Selby, Montiel make weight for featherweight title bout
GLENDALE, Arizona – Lee Selby’s pursuit of a world-class profile has taken him to a place he’s never been and into an Arizona ring against a three-time world champion who is close to home.
“It’s a gamble,” said Selby (21-1, 8 KOs), a Wales featherweight who in his first U.S. appearance faces respected Mexican Fernando Montiel in an ESPN-televised title fight on a Premier Boxing Champions card (6pm PT/9 pm ET) at Gila River Arena. “But it’s what I need to do. I need this kind of fight. I need to build up my profile, especially in America.”
The gamble rests in what Montiel (54-4-2, 39 KOs) might do to that profile. The 36-year-old Mexican, a proficient technician, has credentials that say he’s capable of baldy bruising it. Montiel’s long resume includes world titles at bantamweight, super-flyweight and flyweight.
There’s not much that Montiel hasn’t accomplished. In the U.S., however, he is mostly known for what has rarely happened in a career that is nearly two decades old. He got beat, knocked out within two rounds, by Nonito Donaire in February 2011 in Las Vegas. It was a bout that did a lot for Donaire’s profile. Almost overnight, it turned Donaire into a star, a pound-for-pound contender.
It’s no coincidence perhaps that Selby will attempt to do the same in defense of the IBF title he won in a technical decision over Evgeny Gradovich last May in London.
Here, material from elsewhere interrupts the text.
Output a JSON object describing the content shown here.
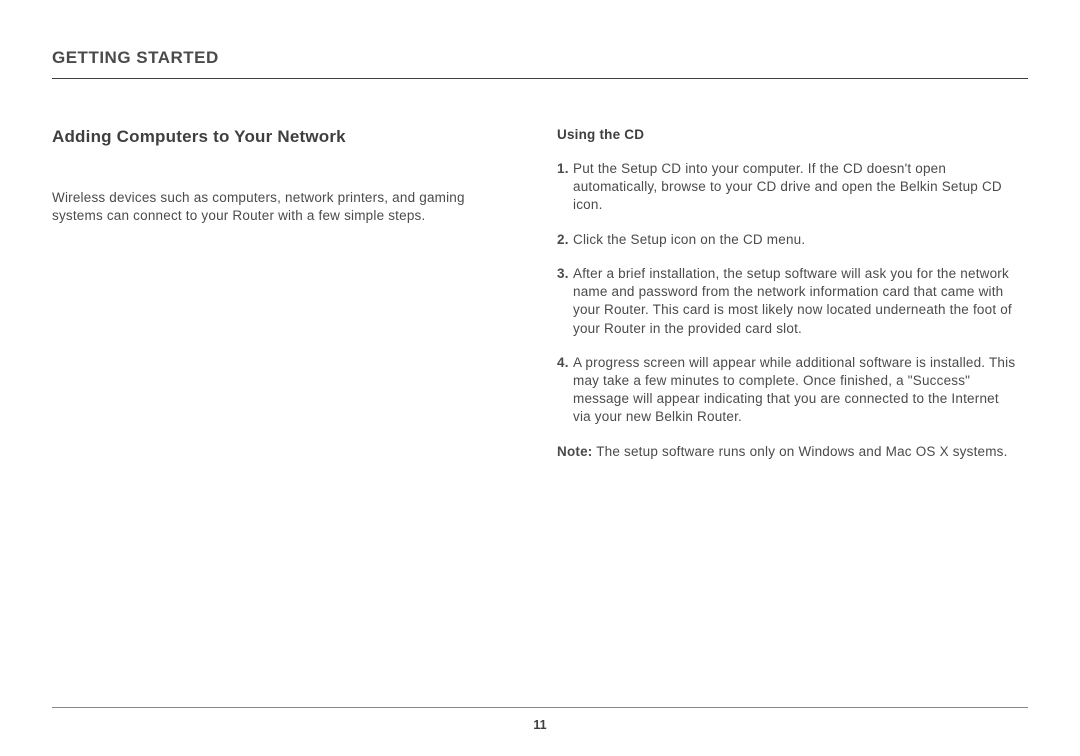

Above all, Selby, dubbed The Barry Boy Assassin, hopes for a performance that makes him worthy of a shot at Leo Santa Cruz, the best featherweight in Al Haymon’s deep pool of talent at 126 pounds.
Both made weight Tuesday at an outdoor pavilion in about 100-degree heat. Selby was 125.8 pounds; Montiel 125.6. In the other televised bout, former welterweight champion Devon Alexander (26-3, 14 KOs) was 146.9 pounds and Aron Martinez (19-4-1, 4 KOs) 147.1.
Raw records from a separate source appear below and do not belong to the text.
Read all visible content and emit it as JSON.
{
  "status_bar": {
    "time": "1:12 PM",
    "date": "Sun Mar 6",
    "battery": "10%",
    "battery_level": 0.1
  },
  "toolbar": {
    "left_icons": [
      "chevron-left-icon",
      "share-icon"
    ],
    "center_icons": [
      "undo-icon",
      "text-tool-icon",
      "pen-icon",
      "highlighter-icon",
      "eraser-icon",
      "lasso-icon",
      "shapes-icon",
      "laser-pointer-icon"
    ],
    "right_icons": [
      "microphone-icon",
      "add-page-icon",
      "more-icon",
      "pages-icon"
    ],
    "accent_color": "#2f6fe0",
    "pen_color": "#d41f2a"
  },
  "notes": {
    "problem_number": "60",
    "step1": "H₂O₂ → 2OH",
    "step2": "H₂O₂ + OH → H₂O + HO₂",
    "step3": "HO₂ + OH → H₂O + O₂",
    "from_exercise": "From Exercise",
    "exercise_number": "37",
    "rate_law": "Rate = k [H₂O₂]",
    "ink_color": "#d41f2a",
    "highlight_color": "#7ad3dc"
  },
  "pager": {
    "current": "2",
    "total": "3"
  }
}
Safe to say, Montiel has his own ideas.
“I feel strong and I feel like I’m at home,” Montiel said before a bout in a boxing market populated by Mexican and Mexican-American fans. “Those things and my experience give me a lot of confidence.”
His experience runs in his family. Boxing is a trade, almost a mom-and-pop business. When Montiel took off his shirt and stepped onto the scale Tuesday, you could see a tattoo of red boxing gloves on the left of his chest. Within the gloves, there was a baby, yet to be born. Montiel’s wife is pregnant.
“I got the tattoo almost nine months ago,” Montiel said.
If you take a closer look at the tattoo, you can see that the baby’s hands are already taped. A Montiel is always ready to fight, perhaps now more than ever.